Siempre que puedo, y el tiempo y los
horarios me lo permiten, trato de viajar en tren. Aunque sean muchas
más horas que en avión, aunque la incomodidad de los asientos me
erosione la espalda y las rodillas. Siempre he visto en el tren un
lado romántico, un deje a viejo que lucha por sobrevivir en los
tiempos modernos, un poco como el neovictorianismo tan de moda
últimamente en la literatura.
Podría pasar días enteros mecido por
el traqueteo de los vagones mientras en mi mente fluyen ideas y
nuevos personajes para mi trabajo, si no fuera porque en este
trayecto no pude escribir absolutamente nada, y se lo agradezco al
destino, a los hados o a quien la pusiera en la butaca de enfrente.
Allí estaba yo, ensimismado, con la
mirada perdida entre las parejas que se despedían en la estación,
en esos momentos tristes y sinceros que marcan tanto el comienzo como
el fin, cuando me percaté de su presencia. No creo que mi estupor
ayudara nada a esa primera impresión, pero no pude dejar de mirarla
mientras guardaba su maleta y se acomodaba en su asiento. Recuerdo
que me resultó cómico lo mucho que luchó contra su equipaje para
encajarlo encima del asiento. Describirla me resulta difícil, nunca
he podido ser objetivo con ella, pero dejadme intentarlo. Lo primero
que me llamó la atención fueron sus ojos. Eran grandes y bonitos,
de un color entre el marrón y el miel precioso, era difícil no
mirarlos sin quedarte boquiabierto. Tenía una larguísima melena
rubia, con tirabuzones que le llegaban casi a las caderas. Me sería
imposible describir su físico sin hacer ninguna mención al
creciente bulto que provocaba en mi pantalón, así que dejaré eso
aparte. Y su cara... bueno, los que me conocen saben que gracias a
ella logré terminar mi mejor obra hasta la fecha, tal es la
inspiración que en mí provoca.
Trate de controlarme, de no llamar su
atención más de lo que un hombre que se queda embobado con la
persona de enfrente puede y centrarme en escribir, había elegido
aquel trayecto para empezar la última parte de mi trilogía del
infierno, tenía que centrarme en mi trabajo. Así que abrí el
portátil, ejecuté el procesador de textos y mire al folio en blanco
que me mostraba. Recuerdo exactamente el número de comienzos que
deseché en un rato, treinta y cinco, curiosamente la edad que tenía
en aquel entonces.
- Dios que vergüenza. La verdad es
que se ve que no estoy inspirado hoy, es bastante frustrante...
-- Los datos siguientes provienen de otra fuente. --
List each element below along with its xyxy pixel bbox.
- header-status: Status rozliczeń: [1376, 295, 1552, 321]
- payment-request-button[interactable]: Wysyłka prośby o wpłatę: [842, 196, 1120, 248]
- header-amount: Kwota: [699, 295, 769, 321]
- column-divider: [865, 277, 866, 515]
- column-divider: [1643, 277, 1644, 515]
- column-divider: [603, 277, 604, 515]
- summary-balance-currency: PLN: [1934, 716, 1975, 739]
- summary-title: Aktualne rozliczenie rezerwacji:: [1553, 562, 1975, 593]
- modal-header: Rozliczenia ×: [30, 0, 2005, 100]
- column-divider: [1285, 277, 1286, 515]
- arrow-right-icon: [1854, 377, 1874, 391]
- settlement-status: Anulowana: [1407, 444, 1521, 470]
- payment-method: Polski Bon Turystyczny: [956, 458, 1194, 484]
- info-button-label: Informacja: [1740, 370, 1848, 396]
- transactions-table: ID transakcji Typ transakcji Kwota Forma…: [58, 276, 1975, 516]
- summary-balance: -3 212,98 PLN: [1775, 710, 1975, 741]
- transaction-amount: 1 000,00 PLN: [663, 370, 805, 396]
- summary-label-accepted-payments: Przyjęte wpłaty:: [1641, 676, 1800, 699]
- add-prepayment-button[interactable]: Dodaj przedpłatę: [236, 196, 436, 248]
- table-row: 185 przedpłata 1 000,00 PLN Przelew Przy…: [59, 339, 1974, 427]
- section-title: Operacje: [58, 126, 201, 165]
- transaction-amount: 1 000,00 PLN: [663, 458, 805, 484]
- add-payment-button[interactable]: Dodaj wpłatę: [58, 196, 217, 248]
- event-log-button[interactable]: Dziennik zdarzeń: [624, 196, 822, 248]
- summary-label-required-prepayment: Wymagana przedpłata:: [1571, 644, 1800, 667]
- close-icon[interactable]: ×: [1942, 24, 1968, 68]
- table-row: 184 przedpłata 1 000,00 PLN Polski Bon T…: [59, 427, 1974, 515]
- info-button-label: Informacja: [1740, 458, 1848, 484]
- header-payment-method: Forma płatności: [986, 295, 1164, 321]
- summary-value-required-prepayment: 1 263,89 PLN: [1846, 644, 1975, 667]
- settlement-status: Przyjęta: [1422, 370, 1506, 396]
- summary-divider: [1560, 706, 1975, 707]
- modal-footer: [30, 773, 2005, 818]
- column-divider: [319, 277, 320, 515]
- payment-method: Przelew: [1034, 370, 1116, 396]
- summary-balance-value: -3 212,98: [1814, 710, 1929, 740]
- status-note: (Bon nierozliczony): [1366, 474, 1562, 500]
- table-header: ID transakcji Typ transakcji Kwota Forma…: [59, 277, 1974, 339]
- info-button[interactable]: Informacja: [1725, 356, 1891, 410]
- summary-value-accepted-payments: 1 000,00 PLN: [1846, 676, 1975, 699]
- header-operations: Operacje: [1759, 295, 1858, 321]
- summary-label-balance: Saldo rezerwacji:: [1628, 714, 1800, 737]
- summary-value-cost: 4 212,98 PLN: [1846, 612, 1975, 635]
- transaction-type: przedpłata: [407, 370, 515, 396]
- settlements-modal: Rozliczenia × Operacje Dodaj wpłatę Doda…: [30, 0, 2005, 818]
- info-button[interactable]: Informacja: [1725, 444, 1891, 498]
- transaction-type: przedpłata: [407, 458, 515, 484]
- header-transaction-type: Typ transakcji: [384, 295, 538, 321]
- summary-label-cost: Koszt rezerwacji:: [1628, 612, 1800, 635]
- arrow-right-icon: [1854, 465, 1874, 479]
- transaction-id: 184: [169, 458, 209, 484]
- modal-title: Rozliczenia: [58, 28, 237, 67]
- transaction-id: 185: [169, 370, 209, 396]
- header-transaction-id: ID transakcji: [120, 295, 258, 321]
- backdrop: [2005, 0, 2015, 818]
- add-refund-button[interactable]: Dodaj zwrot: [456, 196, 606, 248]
- Ummm ¿Sabes? Siempre me han
parecido curiosos los escritores, así que te propongo algo. No sé
sobre que escribes, pero creo que cualquier idea nueva y ajena puede
serte útil, así que deja que haga de musa por un día, durante el
viaje, y veamos que ocurre ¿Te parece?
- Pues la verdad es que te lo
agradecería, puede que hasta te incluya en los agradecimientos si
conseguimos algo. - Esperaba que aquella chulería inexperta no le
produjera la misma vergüenza que a mí, pero por lo visto le
resultó interesante.
- Eso ya se verá. ¿Sabes lo que
más me gusta de viajar en tren? Que posiblemente sea la metáfora
más clara de la vida que conozco. Un montón de desconocidos
comparten un viaje con un destino concreto y múltiples paradas,
cada uno baja donde le toca, muchos demasiado pronto, otros, al
final del trayecto, pero todos comparten el tren. Siempre me ha
gustado pensar que la vida es un viaje que se comparte con
desconocidos, con los que, según la suerte que tengas, puedes o no
compartir vagón. ¿Quién sabe, igual ha sido una suerte que
compartamos vagón, no te parece?
Y ese fue el comienzo del mejor viaje
que recuerdo, seguimos hablando allí, en la cafetería, en los
pasillos y hasta en los baños. Lo recuerdo como si fuera ayer, y hoy
en día sigo dando las gracias a la persona que tuvo la idea de poner
a la que hoy es mi musa y madre de mis hijas en el asiento de
enfrente, porque aún compartimos ese vagón que es la vida con un
destino que, ni conocemos, ni nos preocupa.